Lo que ocurrió a partir de aquel instante sólo pude saberlo años más tarde: aquella misma noche, a los niños nos llevaron a dormir a la casa del guarda de la fábrica. Según mi padre -que sólo consintió en contármelo, pese a mis insistencias, cuando ya la abuela estaba muerta y la casa había sido subastada y vendida a unos frailes que la usan desde entonces como albergue de verano-, fue la abuela la que, en un principio al menos, con mayor entereza sobrellevó la desgracia, hasta el punto de ordenar a tío Fermín, cuando estaban descolgando el cadáver del abuelo de la lámpara, que hiciese lo propio con el pavo y lo metiese en la nevera para comerlo al día siguiente como estaba planeado.

-Él se irá al cementerio -parece ser que dijo-, pero no con el pavo.

VELATORIO

Pero la entereza de la abuela se quebró por la mañana, en pleno velatorio, mientras don Benito echaba el último responso previo a la salida del entierro.
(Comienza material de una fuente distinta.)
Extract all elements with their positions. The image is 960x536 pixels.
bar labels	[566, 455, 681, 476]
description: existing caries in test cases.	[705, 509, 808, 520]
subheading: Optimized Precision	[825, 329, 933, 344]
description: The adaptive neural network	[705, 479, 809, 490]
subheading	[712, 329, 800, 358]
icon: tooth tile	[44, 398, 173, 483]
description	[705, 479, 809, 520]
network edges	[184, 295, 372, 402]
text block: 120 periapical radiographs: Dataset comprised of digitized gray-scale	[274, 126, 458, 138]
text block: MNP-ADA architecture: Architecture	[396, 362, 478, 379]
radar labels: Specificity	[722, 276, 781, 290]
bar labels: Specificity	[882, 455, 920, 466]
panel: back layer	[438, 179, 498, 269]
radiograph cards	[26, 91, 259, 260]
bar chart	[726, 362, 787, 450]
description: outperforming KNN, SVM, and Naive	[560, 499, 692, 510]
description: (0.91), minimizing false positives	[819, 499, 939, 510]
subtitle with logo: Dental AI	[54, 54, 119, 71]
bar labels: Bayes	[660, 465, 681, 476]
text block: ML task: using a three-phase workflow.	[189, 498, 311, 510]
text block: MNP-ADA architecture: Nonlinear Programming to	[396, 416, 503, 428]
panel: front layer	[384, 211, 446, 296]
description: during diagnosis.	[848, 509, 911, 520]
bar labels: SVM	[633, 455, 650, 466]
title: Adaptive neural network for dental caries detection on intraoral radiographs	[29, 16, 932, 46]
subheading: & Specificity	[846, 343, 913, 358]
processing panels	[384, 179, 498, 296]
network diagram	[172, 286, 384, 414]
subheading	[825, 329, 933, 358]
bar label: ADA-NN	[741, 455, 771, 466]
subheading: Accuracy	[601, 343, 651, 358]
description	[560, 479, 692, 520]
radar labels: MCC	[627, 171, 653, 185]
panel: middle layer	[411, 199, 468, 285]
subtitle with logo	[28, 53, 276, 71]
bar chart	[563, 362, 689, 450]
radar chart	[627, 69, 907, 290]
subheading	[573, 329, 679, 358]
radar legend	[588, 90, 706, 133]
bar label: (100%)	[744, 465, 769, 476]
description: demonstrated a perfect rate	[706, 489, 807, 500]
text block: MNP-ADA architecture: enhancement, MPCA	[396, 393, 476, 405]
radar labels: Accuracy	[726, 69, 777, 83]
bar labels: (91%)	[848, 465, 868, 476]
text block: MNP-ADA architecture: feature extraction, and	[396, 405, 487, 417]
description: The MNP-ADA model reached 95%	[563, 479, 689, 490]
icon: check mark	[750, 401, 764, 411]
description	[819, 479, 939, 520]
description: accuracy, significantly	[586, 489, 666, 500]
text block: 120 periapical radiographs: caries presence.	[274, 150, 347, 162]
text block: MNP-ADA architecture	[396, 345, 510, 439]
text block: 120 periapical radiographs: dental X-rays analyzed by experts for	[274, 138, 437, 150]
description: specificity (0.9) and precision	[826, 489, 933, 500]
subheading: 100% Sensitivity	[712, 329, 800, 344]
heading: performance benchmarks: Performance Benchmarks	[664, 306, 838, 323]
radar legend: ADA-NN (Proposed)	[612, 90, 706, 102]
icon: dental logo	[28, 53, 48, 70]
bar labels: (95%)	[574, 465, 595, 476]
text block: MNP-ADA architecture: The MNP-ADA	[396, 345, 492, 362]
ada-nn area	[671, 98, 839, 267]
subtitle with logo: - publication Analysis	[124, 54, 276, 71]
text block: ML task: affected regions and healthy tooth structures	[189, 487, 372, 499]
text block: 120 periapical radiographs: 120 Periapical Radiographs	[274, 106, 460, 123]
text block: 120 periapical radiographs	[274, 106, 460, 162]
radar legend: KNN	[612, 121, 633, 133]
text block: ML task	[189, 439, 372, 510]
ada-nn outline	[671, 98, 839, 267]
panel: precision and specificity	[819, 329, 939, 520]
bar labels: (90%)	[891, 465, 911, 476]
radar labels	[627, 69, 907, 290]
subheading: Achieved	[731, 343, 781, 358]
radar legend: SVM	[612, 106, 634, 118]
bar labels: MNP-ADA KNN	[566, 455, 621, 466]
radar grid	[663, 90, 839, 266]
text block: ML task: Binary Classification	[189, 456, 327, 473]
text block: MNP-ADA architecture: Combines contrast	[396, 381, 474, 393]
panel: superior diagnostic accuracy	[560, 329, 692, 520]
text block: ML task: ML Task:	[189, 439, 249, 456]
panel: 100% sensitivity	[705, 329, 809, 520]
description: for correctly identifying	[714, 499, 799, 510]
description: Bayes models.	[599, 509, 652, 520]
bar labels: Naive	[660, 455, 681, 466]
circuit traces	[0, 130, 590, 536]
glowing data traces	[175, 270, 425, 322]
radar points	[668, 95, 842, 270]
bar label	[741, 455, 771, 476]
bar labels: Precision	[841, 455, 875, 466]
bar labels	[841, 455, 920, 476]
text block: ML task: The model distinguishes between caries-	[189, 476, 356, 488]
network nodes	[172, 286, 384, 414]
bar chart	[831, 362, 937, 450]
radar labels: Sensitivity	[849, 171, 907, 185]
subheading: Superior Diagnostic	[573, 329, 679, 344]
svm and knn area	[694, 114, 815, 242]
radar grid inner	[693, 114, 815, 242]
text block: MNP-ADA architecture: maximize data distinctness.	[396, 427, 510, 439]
Primero fue lo de tío Gelín. Le mandaron que bajara a la estación a por la corona fúnebre, que habían encargado por teléfono y llegaba en el primer tren de la mañana. Pero el tren llegó con retraso, igual que el del día antes, y, mientras lo esperaba, tío Gelín entró en la fonda de Pedrito y, no sé si por ahogar la pena que tenía por la muerte de su padre o por espantar un poco el frío de la helada, el caso es que empezó a beber coñá, una copa y otra copa, hasta que agarró tal borrachera que cuando entró en el velatorio lo hizo dando tumbos y agarrándose a la puerta, igual que el pavo, y con la corona al cuello, como si acabara de ganarla en una prueba de atletismo. Luego, lo de tía Laura. De repente, le dio un ataque de nervios y se abrazó desesperadamente a don Benito, llorando y llenándole de babas la sotana, mientras le llamaba, con neurótica insistencia, don Bonito (con o), lo cual, curiosamente, cuadraba mucho más que el verdadero nombre a los ojos de atún que tenía el párroco. Pero cuando definitivamente la abuela Beatriz se vino abajo, cuando definitivamente perdió la compostura y la entereza y abandonó la habitación del velatorio dando un portazo y diciendo que no sólo no pensaba ir al cementerio, sino que, si por ella fuera, el abuelo seguiría todavía colgado de la lámpara, fue cuando, de repente, pasado ya el incidente de tía Laura y reducido tío Gelín por varios hombres en alguna habitación de al lado, Soledad, la cocinera, abrió la puerta y, con su habitual discreción, le preguntó en voz alta:

-Señora, ¿saco ya el cadáver del pavo de la nevera?